Her smile disappeared and she swallowed hard. ‘So we’re really doing this?’
‘One song. Show them that even though you have no flair for pageantry you have pluck to spare.’
‘You think I have pluck?’
He turned away from the stage at the softness in her voice, only to find himself drowning in the heat of her eyes. ‘To spare.’
She blinked at him. Long dark lashes stroked her cheek, creating flutters as he imagined their light graze caressing his skin as she kissed her way up his—
She breathed deep and shook out her hands. ‘Let’s do it. Now. Quick. Before I change my mind.’
He went to move away and she grabbed his hand again. Hers was warm, soft, small—and shaking. Trusting.
Holding on tight, he had a quick word in the ear of the guy in charge of the karaoke lineup, and slipped him a twenty so that they could get this over and done with as soon as humanly possible.

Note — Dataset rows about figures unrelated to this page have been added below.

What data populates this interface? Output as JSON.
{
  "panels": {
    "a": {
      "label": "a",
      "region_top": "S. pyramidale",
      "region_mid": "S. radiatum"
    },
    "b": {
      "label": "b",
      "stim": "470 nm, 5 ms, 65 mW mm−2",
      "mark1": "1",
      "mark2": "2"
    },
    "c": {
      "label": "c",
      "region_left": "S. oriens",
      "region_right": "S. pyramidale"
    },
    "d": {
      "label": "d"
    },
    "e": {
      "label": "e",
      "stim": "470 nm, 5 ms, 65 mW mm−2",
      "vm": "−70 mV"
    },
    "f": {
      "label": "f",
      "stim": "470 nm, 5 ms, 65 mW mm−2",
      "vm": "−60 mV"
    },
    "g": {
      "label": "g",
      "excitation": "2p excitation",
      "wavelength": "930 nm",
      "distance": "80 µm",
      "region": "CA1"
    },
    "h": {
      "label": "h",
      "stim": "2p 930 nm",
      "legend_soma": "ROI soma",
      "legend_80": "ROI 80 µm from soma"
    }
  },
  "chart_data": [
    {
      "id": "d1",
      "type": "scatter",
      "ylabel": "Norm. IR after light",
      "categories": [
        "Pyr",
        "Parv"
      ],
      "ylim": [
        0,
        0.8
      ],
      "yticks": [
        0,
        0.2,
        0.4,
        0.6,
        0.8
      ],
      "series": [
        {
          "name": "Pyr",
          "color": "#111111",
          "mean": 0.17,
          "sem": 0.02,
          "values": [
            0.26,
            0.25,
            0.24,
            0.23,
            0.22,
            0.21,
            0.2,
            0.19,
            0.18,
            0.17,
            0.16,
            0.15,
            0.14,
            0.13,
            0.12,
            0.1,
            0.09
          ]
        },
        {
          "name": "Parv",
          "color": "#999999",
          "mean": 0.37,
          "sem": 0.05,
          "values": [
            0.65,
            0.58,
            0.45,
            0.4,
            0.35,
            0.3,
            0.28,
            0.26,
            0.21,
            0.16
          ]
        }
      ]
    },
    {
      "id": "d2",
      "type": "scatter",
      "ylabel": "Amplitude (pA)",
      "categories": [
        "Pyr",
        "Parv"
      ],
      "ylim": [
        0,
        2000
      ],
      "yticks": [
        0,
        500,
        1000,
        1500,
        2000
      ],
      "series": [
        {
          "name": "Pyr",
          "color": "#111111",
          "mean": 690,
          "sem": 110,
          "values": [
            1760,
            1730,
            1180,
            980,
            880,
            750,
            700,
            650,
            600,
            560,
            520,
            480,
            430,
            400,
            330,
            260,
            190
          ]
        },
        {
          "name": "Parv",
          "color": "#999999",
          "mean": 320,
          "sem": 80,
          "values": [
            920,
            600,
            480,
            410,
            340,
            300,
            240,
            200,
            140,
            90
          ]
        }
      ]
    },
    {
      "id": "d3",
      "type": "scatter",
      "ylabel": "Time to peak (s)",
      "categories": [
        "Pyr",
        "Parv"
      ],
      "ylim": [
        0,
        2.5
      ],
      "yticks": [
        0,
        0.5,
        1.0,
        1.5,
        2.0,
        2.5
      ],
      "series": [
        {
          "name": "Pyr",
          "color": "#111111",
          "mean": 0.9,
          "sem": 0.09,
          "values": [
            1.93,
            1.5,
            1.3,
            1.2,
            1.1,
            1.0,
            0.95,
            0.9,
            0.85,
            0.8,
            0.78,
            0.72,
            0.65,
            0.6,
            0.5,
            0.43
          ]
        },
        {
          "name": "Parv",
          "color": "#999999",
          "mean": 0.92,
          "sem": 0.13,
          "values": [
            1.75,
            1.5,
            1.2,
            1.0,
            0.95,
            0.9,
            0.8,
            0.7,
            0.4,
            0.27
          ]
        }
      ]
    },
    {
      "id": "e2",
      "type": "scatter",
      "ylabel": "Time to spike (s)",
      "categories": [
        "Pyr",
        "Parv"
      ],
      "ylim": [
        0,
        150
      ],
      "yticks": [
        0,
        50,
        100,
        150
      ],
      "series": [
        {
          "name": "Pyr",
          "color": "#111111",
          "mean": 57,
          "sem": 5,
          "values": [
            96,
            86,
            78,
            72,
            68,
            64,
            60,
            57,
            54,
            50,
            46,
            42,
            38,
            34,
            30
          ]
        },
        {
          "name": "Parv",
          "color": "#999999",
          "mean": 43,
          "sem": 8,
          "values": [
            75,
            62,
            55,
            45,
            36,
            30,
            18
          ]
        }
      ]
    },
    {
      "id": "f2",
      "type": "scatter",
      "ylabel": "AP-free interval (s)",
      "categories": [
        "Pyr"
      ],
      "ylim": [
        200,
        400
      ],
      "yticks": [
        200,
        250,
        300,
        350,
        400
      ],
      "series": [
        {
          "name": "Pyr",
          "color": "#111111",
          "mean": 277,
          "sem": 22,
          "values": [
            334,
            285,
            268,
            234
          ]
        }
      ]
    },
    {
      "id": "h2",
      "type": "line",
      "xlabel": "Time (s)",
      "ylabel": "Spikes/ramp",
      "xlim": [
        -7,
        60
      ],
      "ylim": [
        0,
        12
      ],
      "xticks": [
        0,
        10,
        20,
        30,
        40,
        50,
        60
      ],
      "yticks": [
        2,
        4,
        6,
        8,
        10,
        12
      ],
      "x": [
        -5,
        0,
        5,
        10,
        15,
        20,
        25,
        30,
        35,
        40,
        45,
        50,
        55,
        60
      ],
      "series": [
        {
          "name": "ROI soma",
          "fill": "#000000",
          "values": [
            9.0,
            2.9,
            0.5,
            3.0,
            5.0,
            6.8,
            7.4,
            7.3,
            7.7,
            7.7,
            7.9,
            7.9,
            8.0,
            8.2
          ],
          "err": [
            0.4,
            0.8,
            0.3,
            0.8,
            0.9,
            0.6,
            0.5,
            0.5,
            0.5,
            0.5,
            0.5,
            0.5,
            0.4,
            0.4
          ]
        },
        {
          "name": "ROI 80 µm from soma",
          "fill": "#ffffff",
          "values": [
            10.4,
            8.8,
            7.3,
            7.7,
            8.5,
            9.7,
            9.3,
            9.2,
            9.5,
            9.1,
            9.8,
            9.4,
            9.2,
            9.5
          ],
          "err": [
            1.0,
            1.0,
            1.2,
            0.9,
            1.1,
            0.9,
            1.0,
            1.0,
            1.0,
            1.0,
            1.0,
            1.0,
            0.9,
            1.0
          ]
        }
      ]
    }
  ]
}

‘Okay,’ she said, bouncing from foot to foot, tipping her head from side to side to ease her neck. Warming up as if she was about to do a triple-jump, not a little show tune. ‘We’ve established that I’m doing this because I’m a cowardly pleaser. But why are you?’
‘When in Rome …’
She shook her head. ‘I’ve worked right by your side for nearly a year now, Bradley. I know you. Putting yourself up there like some piece of meat to be picked over must be akin to torture.’
She was so close to the truth—a truth he had no intention of sharing with her or anyone—he shut his mouth and avoided those big, clear, candid eyes.
‘Fine,’ she said. ‘Don’t tell me. I’ll figure it out eventually.’
And then she smiled. The smile of a woman who knew him. Who cared enough to try to know him. A woman who didn’t care if he knew it too.
Dammit. He was in the middle of a bar without a drink, and if he’d ever needed Dutch courage the time was now.
Lucky for her the thing propelling him forward was his inability to stand by and allow her to be so summarily dismissed. He’d rewritten his story. He wasn’t merely a little orphan boy any more. He was a man who conquered mountains and showed others how to do the same.
What Hannah had yet to realise was that in going up on that stage it wouldn’t matter if she proved her mother right by not holding a tune. What would matter was that her story would no longer be about being her mother’s great disappointment. Her story would be the time she summoned the kind of guts she never knew she had in order to belt out a song at her sister’s fabulous pre-wedding party.
And, in the spirit of watching her back, if he had to endure a little excruciating drama to give that to her, then so be it.